A discussão sobre o “passaporte sanitário” no Brasil tomou conta da opinião pública. Mais de 200 municípios do país já adotaram essa medida, que tem entre os seus objetivos, na prática, obrigar a população a se vacinar.
Infelizmente isso já está afetando a liberdade religiosa da população em alguns locais, tendo em vista que igrejas também se tornaram alvos desses decretos.
Temos como exemplo o estado de Pernambuco e a cidade de Belo Horizonte (MG), administrados respectivamente por Paulo Câmara (PSB-PE) e Alexandre Kalil (PSD-MG). Eles instituíram o passaporte sanitário como obrigação para que a população possa frequentar suas igrejas (templos), provocando uma série de reações negativas na comunidade religiosa e jurídica.
O motivo não é por menos, tendo em vista que o passaporte sanitário por si só, independentemente de estar relacionado ao acesso às igrejas ou não, já caracteriza, no meu entender, uma violação da dignidade humana, uma vez que retira dos indivíduos a autonomia em poder decidir algo básico sobre a própria saúde, que é se vacinar ou não.
Na Declaração Universal dos Direitos Humanos vemos que a autonomia é um elemento intrínseco da dignidade.
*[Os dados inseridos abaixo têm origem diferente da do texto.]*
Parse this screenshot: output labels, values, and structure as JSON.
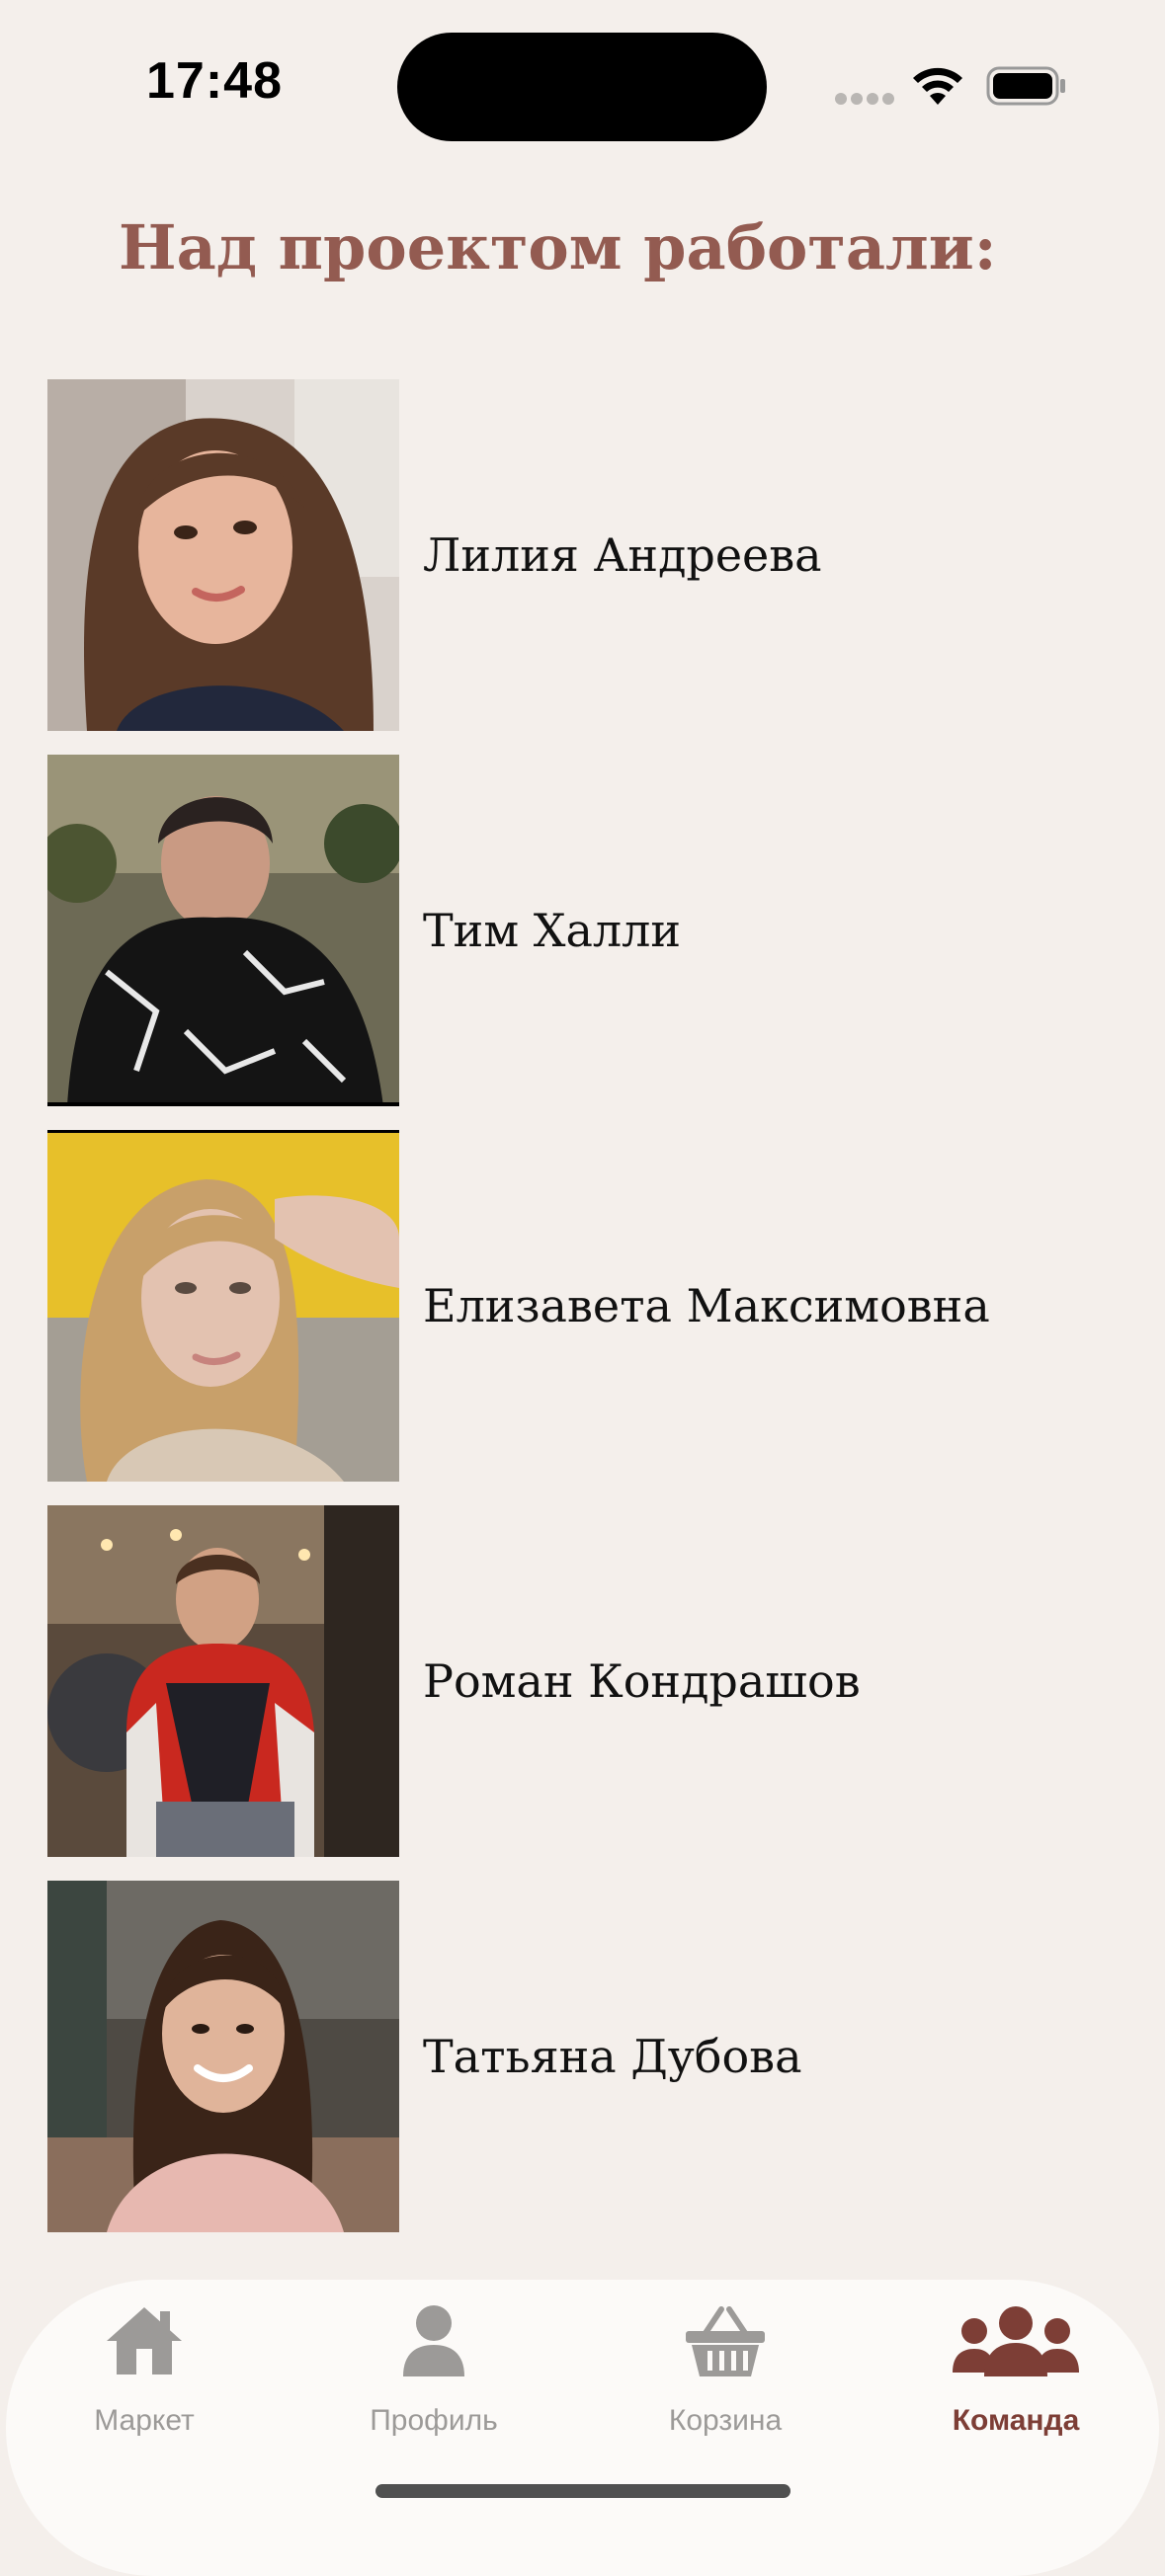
{
  "status_bar": {
    "time": "17:48"
  },
  "header": {
    "title": "Над проектом работали:"
  },
  "team": [
    {
      "name": "Лилия Андреева",
      "photo": "portrait-photo"
    },
    {
      "name": "Тим Халли",
      "photo": "portrait-photo"
    },
    {
      "name": "Елизавета Максимовна",
      "photo": "portrait-photo"
    },
    {
      "name": "Роман Кондрашов",
      "photo": "portrait-photo"
    },
    {
      "name": "Татьяна Дубова",
      "photo": "portrait-photo"
    }
  ],
  "tab_bar": {
    "tabs": [
      {
        "label": "Маркет",
        "icon": "house-icon",
        "active": false
      },
      {
        "label": "Профиль",
        "icon": "person-icon",
        "active": false
      },
      {
        "label": "Корзина",
        "icon": "basket-icon",
        "active": false
      },
      {
        "label": "Команда",
        "icon": "group-icon",
        "active": true
      }
    ]
  },
  "colors": {
    "background": "#f4efeb",
    "accent": "#935b51",
    "active_tab": "#7d3e36",
    "inactive_tab": "#9c9a98"
  }
}
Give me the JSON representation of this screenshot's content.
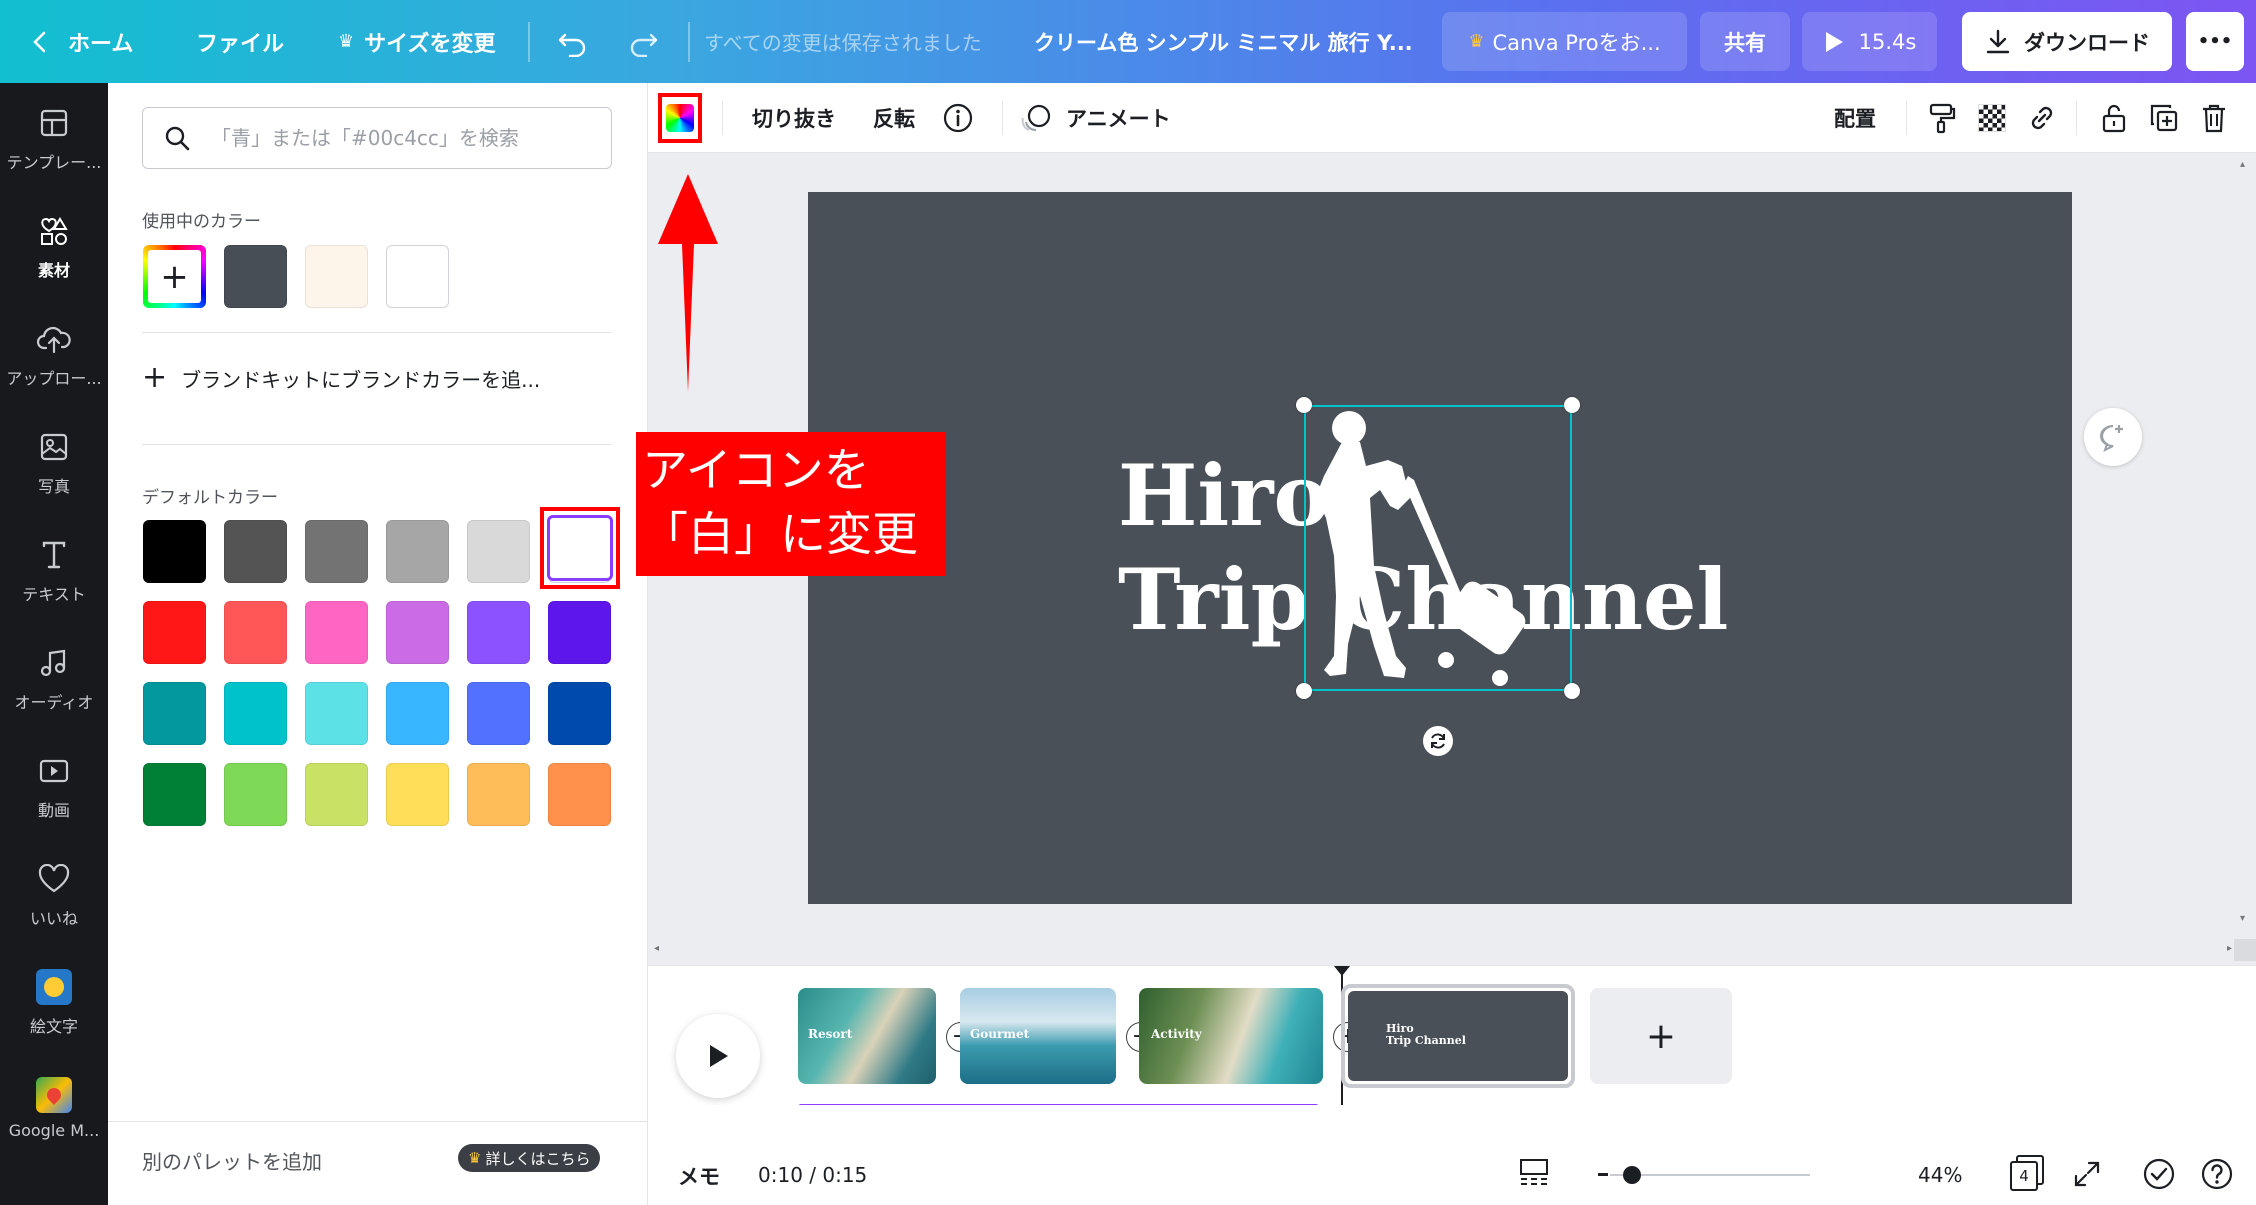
{
  "topbar": {
    "home": "ホーム",
    "file": "ファイル",
    "resize": "サイズを変更",
    "saved_status": "すべての変更は保存されました",
    "doc_title": "クリーム色 シンプル ミニマル 旅行 Y...",
    "pro_button": "Canva Proをお...",
    "share": "共有",
    "play_duration": "15.4s",
    "download": "ダウンロード",
    "more": "•••"
  },
  "rail": {
    "items": [
      {
        "label": "テンプレー..."
      },
      {
        "label": "素材"
      },
      {
        "label": "アップロー..."
      },
      {
        "label": "写真"
      },
      {
        "label": "テキスト"
      },
      {
        "label": "オーディオ"
      },
      {
        "label": "動画"
      },
      {
        "label": "いいね"
      },
      {
        "label": "絵文字"
      },
      {
        "label": "Google M..."
      }
    ]
  },
  "panel": {
    "search_placeholder": "「青」または「#00c4cc」を検索",
    "in_use_title": "使用中のカラー",
    "in_use_colors": [
      "#474e56",
      "#fdf5ea",
      "#ffffff"
    ],
    "brand_add": "ブランドキットにブランドカラーを追...",
    "default_title": "デフォルトカラー",
    "default_colors": [
      "#000000",
      "#545454",
      "#737373",
      "#a6a6a6",
      "#d9d9d9",
      "#ffffff",
      "#ff1616",
      "#ff5757",
      "#ff66c4",
      "#cb6ce6",
      "#8c52ff",
      "#5e17eb",
      "#03989e",
      "#00c2cb",
      "#5ce1e6",
      "#38b6ff",
      "#5271ff",
      "#004aad",
      "#008037",
      "#7ed957",
      "#c9e265",
      "#ffde59",
      "#ffbd59",
      "#ff914d"
    ],
    "add_palette": "別のパレットを追加",
    "learn_more": "詳しくはこちら"
  },
  "toolbar": {
    "crop": "切り抜き",
    "flip": "反転",
    "animate": "アニメート",
    "position": "配置"
  },
  "slide": {
    "line1": "Hiro",
    "line2": "Trip Channel",
    "background": "#495057"
  },
  "annotation": {
    "text": "アイコンを\n「白」に変更"
  },
  "timeline": {
    "thumbs": [
      "Resort",
      "Gourmet",
      "Activity",
      "Hiro\nTrip Channel"
    ]
  },
  "bottombar": {
    "notes": "メモ",
    "time": "0:10 / 0:15",
    "zoom": "44%",
    "page_count": "4"
  }
}
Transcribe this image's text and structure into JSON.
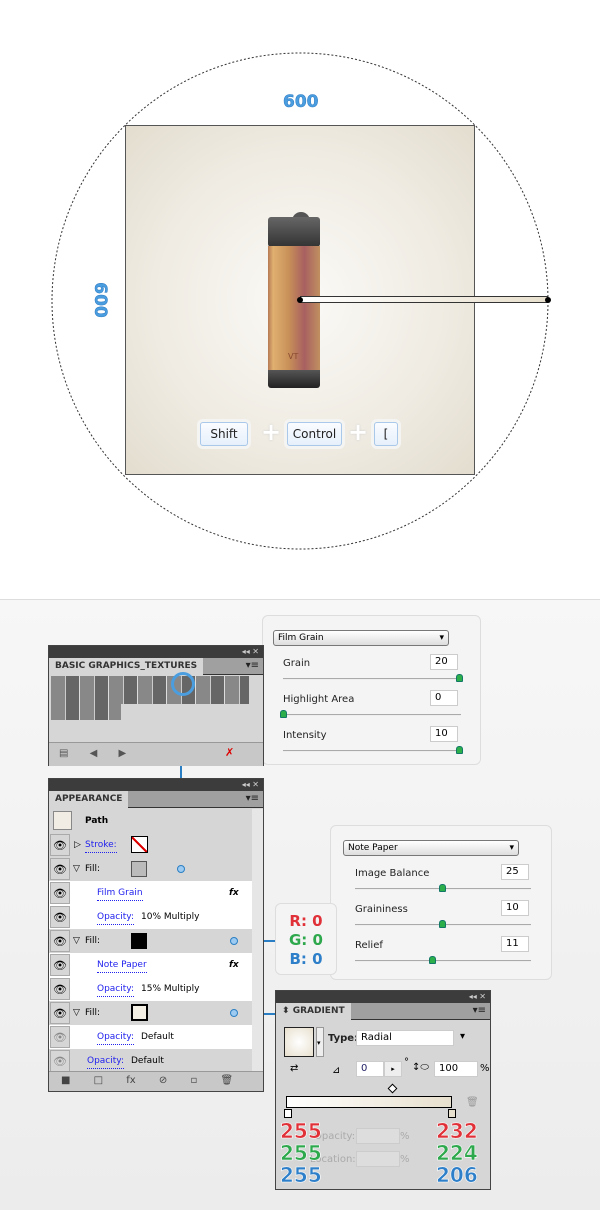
{
  "canvas": {
    "width_label": "600",
    "height_label": "600",
    "shortcut_keys": [
      "Shift",
      "Control",
      "["
    ],
    "shortcut_separator": "+",
    "lighter_logo": "VT"
  },
  "textures_panel": {
    "title": "BASIC GRAPHICS_TEXTURES",
    "collapse": "◂◂",
    "close": "✕"
  },
  "film_grain": {
    "filter": "Film Grain",
    "params": [
      {
        "label": "Grain",
        "value": "20",
        "level": 1.0
      },
      {
        "label": "Highlight Area",
        "value": "0",
        "level": 0.0
      },
      {
        "label": "Intensity",
        "value": "10",
        "level": 1.0
      }
    ]
  },
  "appearance": {
    "title": "APPEARANCE",
    "path_label": "Path",
    "stroke_label": "Stroke:",
    "fill_label": "Fill:",
    "film_grain": "Film Grain",
    "note_paper": "Note Paper",
    "opacity_label": "Opacity:",
    "op1": "10% Multiply",
    "op2": "15% Multiply",
    "op3": "Default",
    "op4": "Default",
    "fx": "fx"
  },
  "note_paper": {
    "filter": "Note Paper",
    "params": [
      {
        "label": "Image Balance",
        "value": "25",
        "level": 0.5
      },
      {
        "label": "Graininess",
        "value": "10",
        "level": 0.5
      },
      {
        "label": "Relief",
        "value": "11",
        "level": 0.44
      }
    ]
  },
  "rgb": {
    "r": "R: 0",
    "g": "G: 0",
    "b": "B: 0"
  },
  "gradient": {
    "title": "GRADIENT",
    "type_label": "Type:",
    "type_value": "Radial",
    "angle": "0",
    "degree": "°",
    "aspect": "100",
    "percent": "%",
    "opacity_label": "Opacity:",
    "location_label": "Location:",
    "left_stop": {
      "r": "255",
      "g": "255",
      "b": "255"
    },
    "right_stop": {
      "r": "232",
      "g": "224",
      "b": "206"
    }
  },
  "colors": {
    "accent": "#2a7fc4",
    "red": "#e03038",
    "green": "#2ea84c",
    "blue": "#2d7fc9"
  }
}
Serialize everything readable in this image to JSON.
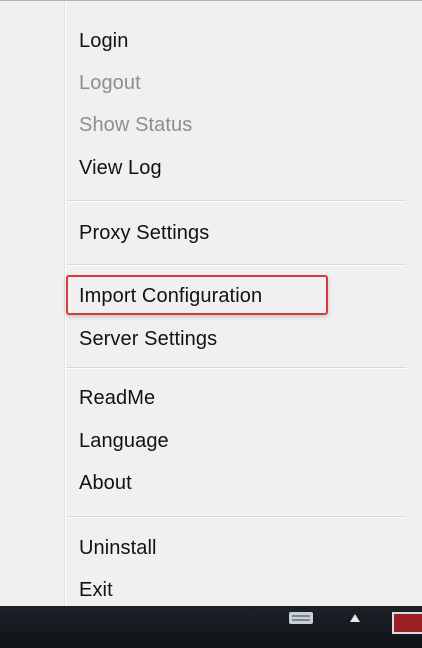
{
  "menu": {
    "items": [
      {
        "label": "Login",
        "enabled": true
      },
      {
        "label": "Logout",
        "enabled": false
      },
      {
        "label": "Show Status",
        "enabled": false
      },
      {
        "label": "View Log",
        "enabled": true
      },
      {
        "label": "Proxy Settings",
        "enabled": true
      },
      {
        "label": "Import Configuration",
        "enabled": true,
        "highlighted": true
      },
      {
        "label": "Server Settings",
        "enabled": true
      },
      {
        "label": "ReadMe",
        "enabled": true
      },
      {
        "label": "Language",
        "enabled": true
      },
      {
        "label": "About",
        "enabled": true
      },
      {
        "label": "Uninstall",
        "enabled": true
      },
      {
        "label": "Exit",
        "enabled": true
      }
    ]
  },
  "colors": {
    "menu_background": "#f0f0f0",
    "enabled_text": "#121212",
    "disabled_text": "#8e8e8e",
    "highlight_border": "#d63a3a",
    "taskbar": "#151a1f"
  },
  "icons": {
    "tray": [
      "keyboard-icon",
      "show-hidden-icons-arrow-icon",
      "app-tray-icon"
    ]
  }
}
Ela estabelece “o reconhecimento da dignidade inerente a todos os membros da família humana e de seus direitos iguais e inalienáveis”, sendo isso o principal “fundamento da liberdade, da justiça e da paz no mundo”.
A liberdade, portanto, é o fundamento da dignidade, sendo esta possível apenas com autonomia.
Sobre isso, o Artigo 5° da mesma Declaração é mais preciso ao dizer que “deve ser respeitada a autonomia dos indivíduos para tomar decisões, quando possam ser responsáveis por essas decisões e respeitem a autonomia dos demais”.
O Artigo 6° completa o 5°, se encaixando perfeitamente no contexto da discussão em voga sobre o passaporte sanitário. O texto é cristalino e mostra o quanto a obrigatoriedade de uma vacina ou qualquer outra intervenção médica não consensual vai de encontro à dignidade humana.
Veja abaixo o que diz o texto, com destaques meus:
“Qualquer intervenção médica preventiva [como a vacinação], diagnóstica e terapêutica só deve ser realizada com o consentimento prévio, livre e esclarecido do indivíduo envolvido, baseado em informação adequada. O consentimento deve, quando apropriado, ser manifesto e poder ser retirado pelo indivíduo envolvido a qualquer momento e por qualquer razão, sem acarretar desvantagem ou preconceito“.
No contexto atual de pandemia, uma das coisas mais controversas que temos visto é a “informação adequada”. Há uma verdadeira turbulência de informações, gerada em parte pela mídia dominante, desinformadores e palpiteiros de plantão.
Tudo isso gera uma desconfiança enorme na população, e por motivos justos, de modo que a escolha de poder se vacinar ou não é perfeitamente compreensível e deve ser respeitada.
De outro modo, qualquer exigência de “passaporte” constitui uma violência moral e potencialmente física. No contexto religioso, então, isso vai além, pois ameaça a liberdade religiosa sob o pretexto da saúde. Quem vai nos garantir que amanhã, esses ou outros gestores iguais ou mais autoritários não vão inventar outro pretexto para restringir a nossa liberdade de culto?
Se dermos essa brecha agora, a chance de que outros pretextos restritivos apareçam no futuro é altíssima. Tudo o que os anticristos desejam para atacar a Igreja são motivos supostamente justos. O que hoje é alegado como “saúde”, amanhã poderá ser por “tolerância” ou “discurso de ódio”. Este é o cenário que, por sinal, já está sendo desenhado.
Portanto, o que devemos fazer é continuar defendendo a autonomia da nossa população, o bom senso e a responsabilidade individual de cada cidadão para com a sua própria saúde e o coletivo. Assim como continuar mantendo, também, a separação de competências entre Igreja e Estado no que tange à liberdade de culto. Esse é o caminho mais seguro, digno e justo para superarmos essa pandemia sem maiores prejuízos.